Ideally it should be based on eight clear principles:
- Regular – quarterly evaluation gives a true picture and allows problems to be picked up quickly rather than being just a snapshot in time.
- Simple and quick – in a world where everything is needed ‘now’ and inboxes are overflowing, it is essential that evaluation is easy and fast.
- Two-way – client on agency and agency on client evaluation ensures true insights are gained, as well as instilling a sense of team in the relationship.
- Involve a range of people – everyone involved in the relationship should have an opportunity to give their views.
- Honest – evaluation must provide an environment where people feel comfortable to give their opinions. This may be achieved by using an intermediary and/or anonymous surveys.
- Assess everyone – as well as providing cross-roster agency comparisons as part of roster management, by monitoring all your agencies, overarching themes can be spotted and addressed be that skills you are missing internally or an issue with the roster.
- Benchmarked – assessing your results against industry benchmarks gives CMOs reassurance, as well as highlight areas for improvements.
- Followed up and shared – the results of the evaluation should be shared with key stakeholders both client side and at the agency – with clear actions highlighted. Feedback should be shared in a constructive and coherent manner.
These evaluations often highlight three key areas of potential conflict; lack of understanding, strategic mismatches and poor briefing. There are solutions to all three, allowing both sides to focus on the aspect of the relationship that really matters, driving business success for the brand.
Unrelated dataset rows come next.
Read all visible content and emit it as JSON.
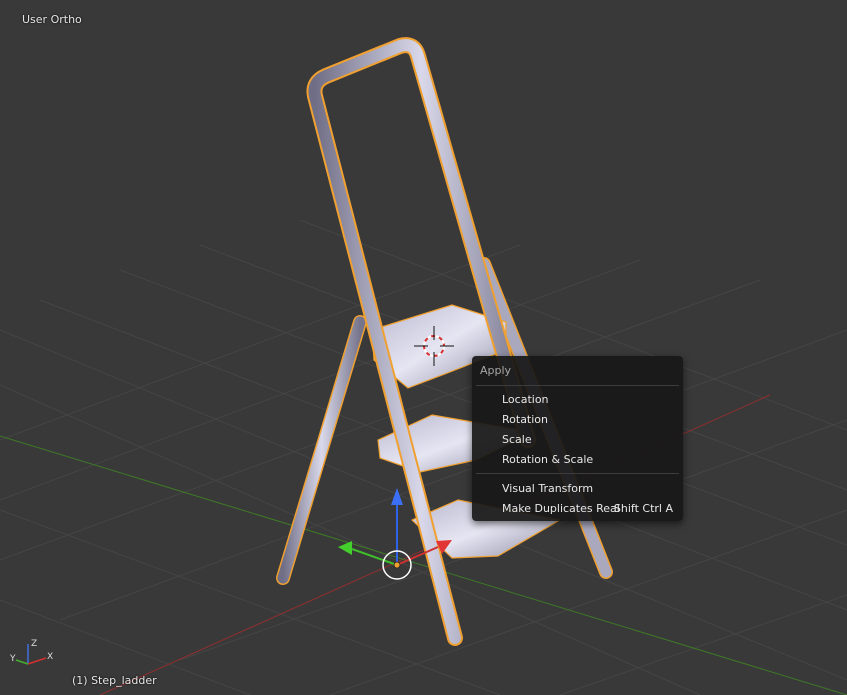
{
  "viewport": {
    "view_name": "User Ortho",
    "object_info": "(1) Step_ladder",
    "background_color": "#393939",
    "selection_outline_color": "#f0a030"
  },
  "apply_menu": {
    "title": "Apply",
    "items": [
      {
        "label": "Location",
        "shortcut": ""
      },
      {
        "label": "Rotation",
        "shortcut": ""
      },
      {
        "label": "Scale",
        "shortcut": ""
      },
      {
        "label": "Rotation & Scale",
        "shortcut": ""
      },
      {
        "label": "Visual Transform",
        "shortcut": ""
      },
      {
        "label": "Make Duplicates Real",
        "shortcut": "Shift Ctrl A"
      }
    ]
  },
  "axis_gizmo": {
    "x_label": "X",
    "y_label": "Y",
    "z_label": "Z"
  },
  "icons": [
    "3d-cursor-icon",
    "transform-manipulator-icon",
    "axis-gizmo-icon"
  ]
}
We typically find there is real respect between clients and agencies for one another’s talents and dedication. But what is often lacking though is an awareness, and appreciation for how the other works and the environment they are operating in.
The best evaluation scores are seen in relationships where client and agency staff spend time together – face to face. Spending time at each other’s office allows for more open communication and greater sharing of information. Ultimately this helps the agency build their knowledge of the brand and enables them to produce more effective work.
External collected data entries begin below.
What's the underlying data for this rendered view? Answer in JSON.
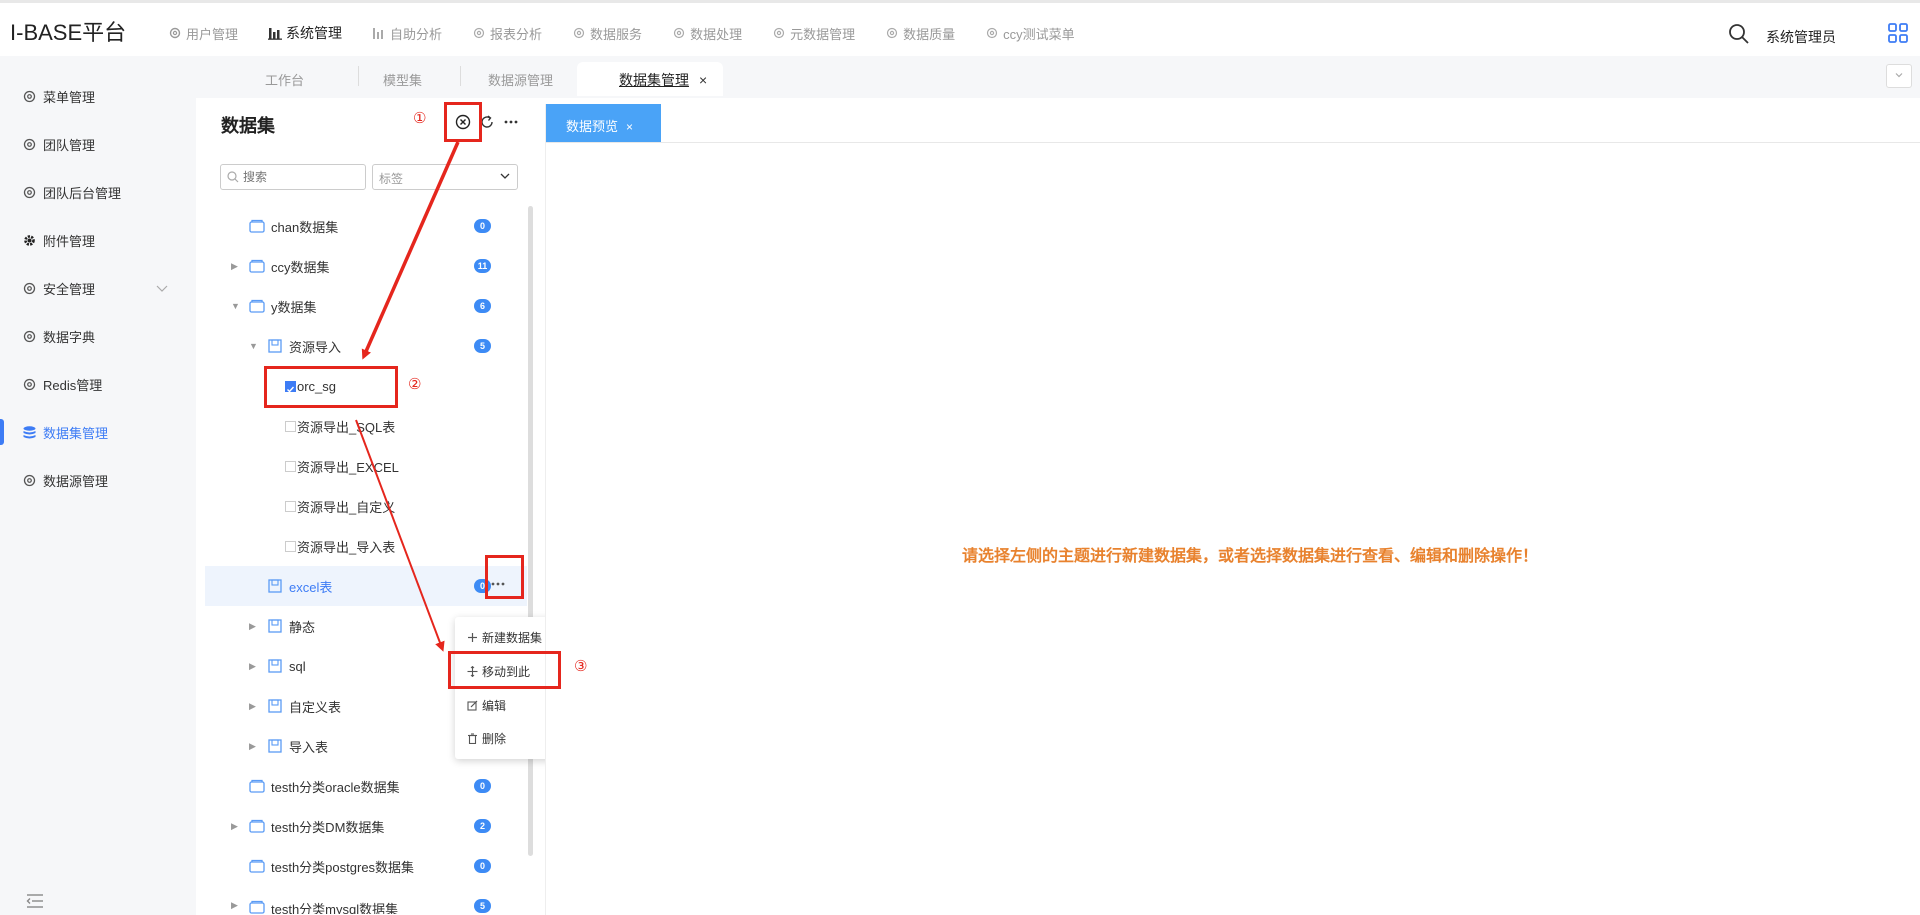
{
  "app": {
    "title": "I-BASE平台",
    "user": "系统管理员"
  },
  "topnav": [
    {
      "label": "用户管理"
    },
    {
      "label": "系统管理"
    },
    {
      "label": "自助分析"
    },
    {
      "label": "报表分析"
    },
    {
      "label": "数据服务"
    },
    {
      "label": "数据处理"
    },
    {
      "label": "元数据管理"
    },
    {
      "label": "数据质量"
    },
    {
      "label": "ccy测试菜单"
    }
  ],
  "tabs": [
    {
      "label": "工作台"
    },
    {
      "label": "模型集"
    },
    {
      "label": "数据源管理"
    },
    {
      "label": "数据集管理",
      "close": "×"
    }
  ],
  "sidebar": {
    "items": [
      {
        "label": "菜单管理"
      },
      {
        "label": "团队管理"
      },
      {
        "label": "团队后台管理"
      },
      {
        "label": "附件管理"
      },
      {
        "label": "安全管理"
      },
      {
        "label": "数据字典"
      },
      {
        "label": "Redis管理"
      },
      {
        "label": "数据集管理"
      },
      {
        "label": "数据源管理"
      }
    ]
  },
  "panel": {
    "title": "数据集",
    "search_placeholder": "搜索",
    "tag_placeholder": "标签"
  },
  "tree": [
    {
      "label": "chan数据集",
      "badge": "0"
    },
    {
      "label": "ccy数据集",
      "badge": "11"
    },
    {
      "label": "y数据集",
      "badge": "6"
    },
    {
      "label": "资源导入",
      "badge": "5"
    },
    {
      "label": "orc_sg"
    },
    {
      "label": "资源导出_SQL表"
    },
    {
      "label": "资源导出_EXCEL"
    },
    {
      "label": "资源导出_自定义"
    },
    {
      "label": "资源导出_导入表"
    },
    {
      "label": "excel表",
      "badge": "0"
    },
    {
      "label": "静态"
    },
    {
      "label": "sql"
    },
    {
      "label": "自定义表"
    },
    {
      "label": "导入表"
    },
    {
      "label": "testh分类oracle数据集",
      "badge": "0"
    },
    {
      "label": "testh分类DM数据集",
      "badge": "2"
    },
    {
      "label": "testh分类postgres数据集",
      "badge": "0"
    },
    {
      "label": "testh分类mysql数据集",
      "badge": "5"
    }
  ],
  "context_menu": [
    {
      "label": "新建数据集"
    },
    {
      "label": "移动到此"
    },
    {
      "label": "编辑"
    },
    {
      "label": "删除"
    }
  ],
  "preview": {
    "tab_label": "数据预览",
    "tab_close": "×",
    "hint": "请选择左侧的主题进行新建数据集，或者选择数据集进行查看、编辑和删除操作！"
  },
  "annotations": [
    "①",
    "②",
    "③"
  ],
  "colors": {
    "accent": "#3d7cf5",
    "annotation": "#e5261d",
    "hint": "#e8822e",
    "preview_tab": "#4aa3f7"
  }
}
The second area of relationship tension is the need to recognise that creative strategy and business strategy are not distinct from one another and that they are inherently linked.
Marketers need to trust their agencies giving them real business problems rather than simply asking them to execute deliverables. A relationship based on trust and involving agencies in the brand’s day-to-day business is likely to deliver better communications and creative strategies.
The final area of tension and one that demonstrates why evaluations should be two-way is the failure of many advertisers to master the art of briefing. This has been a problem for the last decade at least and it reduces an agency’s ability to respond with innovative creative ideas.
CMOs must work to ensure briefs are only issued to agencies once strategy has been defined, relevant information gathered, realistic timelines have been set and sign off has been given by management. Training can help marketers improve in this area and getting it right enables client-agency tensions to be reduced significantly, paving the way for fruitful, cost-effective and successful partnerships.
Although much of this will be common sense to experienced agency and marketing practitioners the fact is that meaningful evaluations highlight the specific issues that impact on each individual relationship.
The best advertiser and agency partnerships share many common characteristics and include a transparency/honesty, joint ownership, shared goals and appreciation, all factors that can be enhanced by regular evaluations.
This analysis is backed up by research from McKinsey and its look at Cannes Lions winners over 16 years found that companies with a high creativity score were not only significantly more likely to view marketing as an investment rather than an expense but they also raised the issue of creativity and innovation in the C-Suite.
Clients and agencies are very different beasts so making time to understand the other side is the best way to build a lasting relationship. Those that can forge a strong bond will find that it plays real dividends.